Felix: We have Jose Luis Garcia Lopez, who gave us a fresh look from the Curt Swan style DC was known for for decades. N.Steven Harris and Grant Morrison created a Latin superhero named Aztec, made him a doctor and broke negative stereotypes of Hispanics as gangsters with bandanas and pipes. Sara Wooley and Laura Alvarez use the comic book medium to tell personal stories about their experiences and their families’ heritage.

And you both have pieces in the show. Can you tell us about them?

Silverstein: My own work fuses superhero and Jewish imagery in expressionist paintings. In “Hulk Meets Samson,” I copied Peter Paul Rubens’ painting “Samson and Delilah” and mixed it with Lou Ferrigno’s Hulk. Both heroes are portrayed as Jewish protagonists.

Felix: “The Roach” is a Puerto Rican superhero as a bug. It’s inspired by a childhood experience. Every time a tenant moved out, my brother and I had to fumigate the roaches that they’d bring with them. I exterminated literally thousands of roaches, ants and water bugs growing up. As an adult, I began to think about how that must affect my karma in the wheel of life.  So I wrote a story about karma and becoming the Roach. It’s actually a parody on Gregor Samsa from Kafka’s Metamorphosis.

And what about your pieces in the show, Julian?

Thanks for asking.
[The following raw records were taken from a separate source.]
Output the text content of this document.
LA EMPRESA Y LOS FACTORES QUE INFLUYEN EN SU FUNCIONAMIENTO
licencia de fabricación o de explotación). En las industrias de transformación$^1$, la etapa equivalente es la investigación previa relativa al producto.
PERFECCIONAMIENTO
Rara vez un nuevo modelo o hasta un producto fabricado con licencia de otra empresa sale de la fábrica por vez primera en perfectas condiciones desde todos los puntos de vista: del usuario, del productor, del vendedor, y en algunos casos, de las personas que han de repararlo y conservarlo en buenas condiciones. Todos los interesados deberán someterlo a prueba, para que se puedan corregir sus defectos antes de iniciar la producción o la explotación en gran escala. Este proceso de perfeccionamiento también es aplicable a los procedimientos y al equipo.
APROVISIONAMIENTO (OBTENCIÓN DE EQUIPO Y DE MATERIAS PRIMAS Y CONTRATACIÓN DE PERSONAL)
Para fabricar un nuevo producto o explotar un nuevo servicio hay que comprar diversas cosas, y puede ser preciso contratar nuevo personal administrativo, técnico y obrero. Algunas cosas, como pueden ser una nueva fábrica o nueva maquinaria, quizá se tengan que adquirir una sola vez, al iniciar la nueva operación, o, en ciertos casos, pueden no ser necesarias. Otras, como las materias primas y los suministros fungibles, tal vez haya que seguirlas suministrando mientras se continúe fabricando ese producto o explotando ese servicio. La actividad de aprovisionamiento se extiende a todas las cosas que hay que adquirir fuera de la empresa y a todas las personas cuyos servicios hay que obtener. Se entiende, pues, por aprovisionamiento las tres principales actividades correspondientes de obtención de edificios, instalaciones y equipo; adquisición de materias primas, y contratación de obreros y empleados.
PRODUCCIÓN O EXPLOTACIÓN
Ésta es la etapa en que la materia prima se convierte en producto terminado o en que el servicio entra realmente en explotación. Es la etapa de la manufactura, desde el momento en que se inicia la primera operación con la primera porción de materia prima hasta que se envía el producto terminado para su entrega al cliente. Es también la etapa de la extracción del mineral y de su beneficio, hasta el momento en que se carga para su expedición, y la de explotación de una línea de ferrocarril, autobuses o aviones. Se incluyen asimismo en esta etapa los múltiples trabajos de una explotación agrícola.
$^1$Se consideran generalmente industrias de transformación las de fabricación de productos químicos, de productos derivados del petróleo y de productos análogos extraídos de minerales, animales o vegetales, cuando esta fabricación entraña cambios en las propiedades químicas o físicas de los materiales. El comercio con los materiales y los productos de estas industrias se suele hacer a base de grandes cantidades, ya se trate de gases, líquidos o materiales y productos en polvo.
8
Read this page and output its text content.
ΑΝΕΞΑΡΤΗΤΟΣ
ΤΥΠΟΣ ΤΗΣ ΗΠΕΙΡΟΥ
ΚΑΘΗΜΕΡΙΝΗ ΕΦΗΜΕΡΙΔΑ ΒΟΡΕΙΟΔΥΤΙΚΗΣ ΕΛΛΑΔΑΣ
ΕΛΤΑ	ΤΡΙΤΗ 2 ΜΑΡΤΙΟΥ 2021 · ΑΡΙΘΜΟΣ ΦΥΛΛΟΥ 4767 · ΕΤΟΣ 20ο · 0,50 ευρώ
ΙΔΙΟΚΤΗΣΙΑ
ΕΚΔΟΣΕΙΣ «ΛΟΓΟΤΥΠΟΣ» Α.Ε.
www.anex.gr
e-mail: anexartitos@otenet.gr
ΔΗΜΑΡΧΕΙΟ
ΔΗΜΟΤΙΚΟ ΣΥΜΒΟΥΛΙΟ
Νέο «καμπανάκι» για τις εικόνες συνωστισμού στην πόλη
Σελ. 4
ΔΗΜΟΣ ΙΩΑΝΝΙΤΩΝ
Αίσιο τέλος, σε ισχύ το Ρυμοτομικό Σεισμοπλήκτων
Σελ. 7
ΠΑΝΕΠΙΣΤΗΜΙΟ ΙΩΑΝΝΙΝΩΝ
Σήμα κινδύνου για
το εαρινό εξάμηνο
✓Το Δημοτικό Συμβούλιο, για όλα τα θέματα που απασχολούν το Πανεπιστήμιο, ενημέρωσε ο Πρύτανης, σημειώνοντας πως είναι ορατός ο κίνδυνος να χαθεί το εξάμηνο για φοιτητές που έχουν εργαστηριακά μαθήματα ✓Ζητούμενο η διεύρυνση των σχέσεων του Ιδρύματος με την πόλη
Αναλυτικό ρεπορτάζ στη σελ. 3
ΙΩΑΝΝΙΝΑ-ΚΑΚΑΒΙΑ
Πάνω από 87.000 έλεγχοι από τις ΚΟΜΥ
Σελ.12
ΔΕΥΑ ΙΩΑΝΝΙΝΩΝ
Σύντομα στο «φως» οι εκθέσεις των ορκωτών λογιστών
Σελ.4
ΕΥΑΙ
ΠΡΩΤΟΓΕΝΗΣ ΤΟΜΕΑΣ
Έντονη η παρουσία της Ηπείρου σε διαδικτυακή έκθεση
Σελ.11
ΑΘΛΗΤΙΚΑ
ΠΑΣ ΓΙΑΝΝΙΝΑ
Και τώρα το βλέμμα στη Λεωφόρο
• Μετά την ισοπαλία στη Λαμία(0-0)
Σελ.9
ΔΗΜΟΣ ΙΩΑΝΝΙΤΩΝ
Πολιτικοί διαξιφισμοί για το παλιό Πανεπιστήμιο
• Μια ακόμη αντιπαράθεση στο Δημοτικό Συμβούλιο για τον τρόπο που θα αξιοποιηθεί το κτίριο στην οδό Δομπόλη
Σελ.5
We are including a page from my 2015 non-fiction graphic novel Ghetto Brother (illustrated by Claudia Ahlering), which focuses on the life and legacy of Benjamin Melendez, a Puerto Rican gang leader who brokered a truce that paved the way for hip-hop in the Bronx. The page we’re featuring in the show deals with Melendez’s family secret: His parents were Crypto-Jews, and this discovery leads later in the story to his own exploration and reclaiming of his Jewish identity.